Garlinghouse bezeichnete das Gesetz als unvollkommen, aber notwendig. Ripple, so stellte er fest, erlangte eine Entscheidung eines Bundesgerichts, dass XRP kein Wertpapier ist, was dem Unternehmen Klarheit verschafft, die einem großen Teil der Branche noch fehlt.

„Die Branche kann nicht im Schwebezustand leben“, sagte er und argumentierte, dass regulatorische Unsicherheit die Innovation und die Marktstimmung belastet habe.

Seine Äußerungen erfolgen vor dem Hintergrund eines breiteren Krypto-Rückgangs und erneuter Volatilität bei digitalen Vermögenswerten. Während Bitcoin und andere Token in den letzten Wochen Schwierigkeiten hatten, erklärte Garlinghouse, dass Ripple weiterhin ein wachsendes Interesse von Firmenkassen und Finanzinstituten verzeichne, die Stablecoins, Liquiditätsmanagement und grenzüberschreitende Zahlungen erkunden.

Ripple hat seit 2023 fast 3 Milliarden US-Dollar für Übernahmen ausgegeben und sich dabei in den Bereichen Verwahrung, Prime Brokerage und Treasury Management erweitert. Garlinghouse erklärte, dass das Unternehmen kurzfristig bei großen Deals eine Pause einlegen werde, um sich auf die Integration zu konzentrieren.

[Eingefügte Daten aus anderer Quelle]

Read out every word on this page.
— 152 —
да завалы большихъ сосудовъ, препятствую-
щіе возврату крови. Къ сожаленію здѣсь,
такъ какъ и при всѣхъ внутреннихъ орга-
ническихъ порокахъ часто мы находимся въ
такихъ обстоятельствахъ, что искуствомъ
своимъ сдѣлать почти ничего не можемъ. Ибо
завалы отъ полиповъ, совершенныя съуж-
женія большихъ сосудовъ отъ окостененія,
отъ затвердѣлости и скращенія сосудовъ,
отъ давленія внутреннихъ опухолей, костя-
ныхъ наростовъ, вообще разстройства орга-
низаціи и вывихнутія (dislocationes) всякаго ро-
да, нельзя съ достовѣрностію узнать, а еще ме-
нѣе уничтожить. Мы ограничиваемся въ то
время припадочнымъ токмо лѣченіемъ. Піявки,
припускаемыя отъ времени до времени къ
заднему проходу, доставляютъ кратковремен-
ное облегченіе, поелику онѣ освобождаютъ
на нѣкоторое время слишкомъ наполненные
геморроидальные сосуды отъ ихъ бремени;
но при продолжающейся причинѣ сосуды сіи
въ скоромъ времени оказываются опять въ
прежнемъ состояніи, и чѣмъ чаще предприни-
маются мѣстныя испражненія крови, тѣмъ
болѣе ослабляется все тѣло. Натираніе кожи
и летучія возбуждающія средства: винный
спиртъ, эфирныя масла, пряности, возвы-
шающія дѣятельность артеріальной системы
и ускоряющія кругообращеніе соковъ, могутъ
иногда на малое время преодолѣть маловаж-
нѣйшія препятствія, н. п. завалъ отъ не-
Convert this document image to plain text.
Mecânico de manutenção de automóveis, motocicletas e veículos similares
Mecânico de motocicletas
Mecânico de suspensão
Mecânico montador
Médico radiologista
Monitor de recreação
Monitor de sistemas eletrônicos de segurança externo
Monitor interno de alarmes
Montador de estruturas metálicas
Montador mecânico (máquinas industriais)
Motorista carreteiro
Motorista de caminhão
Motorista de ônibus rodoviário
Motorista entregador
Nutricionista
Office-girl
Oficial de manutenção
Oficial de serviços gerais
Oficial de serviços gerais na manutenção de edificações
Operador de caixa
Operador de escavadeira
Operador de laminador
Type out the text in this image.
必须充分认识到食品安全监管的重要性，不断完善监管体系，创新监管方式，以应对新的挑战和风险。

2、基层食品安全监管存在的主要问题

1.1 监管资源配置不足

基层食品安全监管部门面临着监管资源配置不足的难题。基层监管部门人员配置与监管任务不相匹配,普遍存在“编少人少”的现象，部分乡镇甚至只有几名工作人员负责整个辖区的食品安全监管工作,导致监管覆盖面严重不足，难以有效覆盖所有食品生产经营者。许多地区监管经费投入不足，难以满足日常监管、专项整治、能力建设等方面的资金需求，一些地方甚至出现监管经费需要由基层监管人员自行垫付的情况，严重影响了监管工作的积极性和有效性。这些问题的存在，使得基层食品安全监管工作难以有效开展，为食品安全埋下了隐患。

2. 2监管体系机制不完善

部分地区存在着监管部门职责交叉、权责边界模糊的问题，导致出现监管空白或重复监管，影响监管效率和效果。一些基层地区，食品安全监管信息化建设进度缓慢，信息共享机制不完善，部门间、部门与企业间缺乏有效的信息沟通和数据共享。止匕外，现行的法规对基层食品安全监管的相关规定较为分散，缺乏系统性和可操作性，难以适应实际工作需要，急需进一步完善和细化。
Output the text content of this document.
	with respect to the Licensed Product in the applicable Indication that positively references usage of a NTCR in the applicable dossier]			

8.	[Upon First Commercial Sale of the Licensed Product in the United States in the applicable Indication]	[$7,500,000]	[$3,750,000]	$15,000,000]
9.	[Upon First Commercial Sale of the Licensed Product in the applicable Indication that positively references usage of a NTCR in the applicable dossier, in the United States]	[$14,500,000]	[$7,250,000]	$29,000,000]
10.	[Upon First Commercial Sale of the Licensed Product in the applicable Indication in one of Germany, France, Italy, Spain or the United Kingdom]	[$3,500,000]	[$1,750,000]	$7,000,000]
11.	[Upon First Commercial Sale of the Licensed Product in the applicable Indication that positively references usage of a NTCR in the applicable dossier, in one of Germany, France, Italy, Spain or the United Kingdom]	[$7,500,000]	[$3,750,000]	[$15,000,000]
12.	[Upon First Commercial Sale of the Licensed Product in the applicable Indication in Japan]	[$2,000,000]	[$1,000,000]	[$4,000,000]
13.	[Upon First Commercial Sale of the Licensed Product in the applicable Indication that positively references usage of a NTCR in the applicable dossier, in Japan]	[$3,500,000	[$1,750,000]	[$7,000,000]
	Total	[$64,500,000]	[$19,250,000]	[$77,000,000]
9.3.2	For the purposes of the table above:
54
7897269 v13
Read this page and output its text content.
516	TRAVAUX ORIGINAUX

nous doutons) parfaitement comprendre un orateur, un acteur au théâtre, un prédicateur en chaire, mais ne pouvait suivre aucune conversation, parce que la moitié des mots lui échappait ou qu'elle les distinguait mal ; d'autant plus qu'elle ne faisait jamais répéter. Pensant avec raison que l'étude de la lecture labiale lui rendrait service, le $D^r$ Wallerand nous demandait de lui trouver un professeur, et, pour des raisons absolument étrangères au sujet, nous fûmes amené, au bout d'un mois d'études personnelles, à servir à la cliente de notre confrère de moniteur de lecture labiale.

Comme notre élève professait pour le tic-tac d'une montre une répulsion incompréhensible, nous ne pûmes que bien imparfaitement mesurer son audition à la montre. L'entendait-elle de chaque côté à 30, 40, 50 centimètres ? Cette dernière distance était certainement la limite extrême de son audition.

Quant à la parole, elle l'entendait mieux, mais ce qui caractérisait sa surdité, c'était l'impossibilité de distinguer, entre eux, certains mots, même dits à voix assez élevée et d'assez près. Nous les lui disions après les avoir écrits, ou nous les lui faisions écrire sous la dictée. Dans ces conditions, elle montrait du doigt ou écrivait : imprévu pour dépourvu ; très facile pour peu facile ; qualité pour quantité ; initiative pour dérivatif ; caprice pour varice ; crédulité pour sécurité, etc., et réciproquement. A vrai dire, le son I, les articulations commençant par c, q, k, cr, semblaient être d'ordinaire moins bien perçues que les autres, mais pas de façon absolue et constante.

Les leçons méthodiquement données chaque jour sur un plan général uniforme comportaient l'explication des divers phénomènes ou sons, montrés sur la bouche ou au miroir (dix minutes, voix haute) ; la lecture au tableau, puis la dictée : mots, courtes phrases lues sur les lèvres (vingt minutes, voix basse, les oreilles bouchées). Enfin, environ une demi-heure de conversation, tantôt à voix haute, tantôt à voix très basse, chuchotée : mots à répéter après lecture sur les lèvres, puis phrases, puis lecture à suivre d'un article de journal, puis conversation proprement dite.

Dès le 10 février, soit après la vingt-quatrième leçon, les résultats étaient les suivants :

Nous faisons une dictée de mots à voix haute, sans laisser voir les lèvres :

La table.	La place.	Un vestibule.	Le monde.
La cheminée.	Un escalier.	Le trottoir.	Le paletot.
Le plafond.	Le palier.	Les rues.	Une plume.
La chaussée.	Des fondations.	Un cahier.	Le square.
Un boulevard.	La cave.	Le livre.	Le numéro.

Über die rein kryptonativen Unternehmen hinaus stellte er fest, dass traditionelle Finanzakteure zunehmend klare Regeln verlangen, um auf Augenhöhe konkurrieren zu können. Dieser Wandel, so deutete er an, spiegelt die dramatische Veränderung der Einstellung gegenüber digitalen Vermögenswerten in den letzten Jahren wider.

Wenn der Clarity Act vorankommt, könnte dies einen der bedeutendsten legislativen Meilensteine für den US-Kryptosektor bislang markieren.

Polymarket-Wetter bewerten den Gesetzentwurf mit einem 82 % Wahrscheinlichkeit des Bestehens bis zum Ende des Jahres.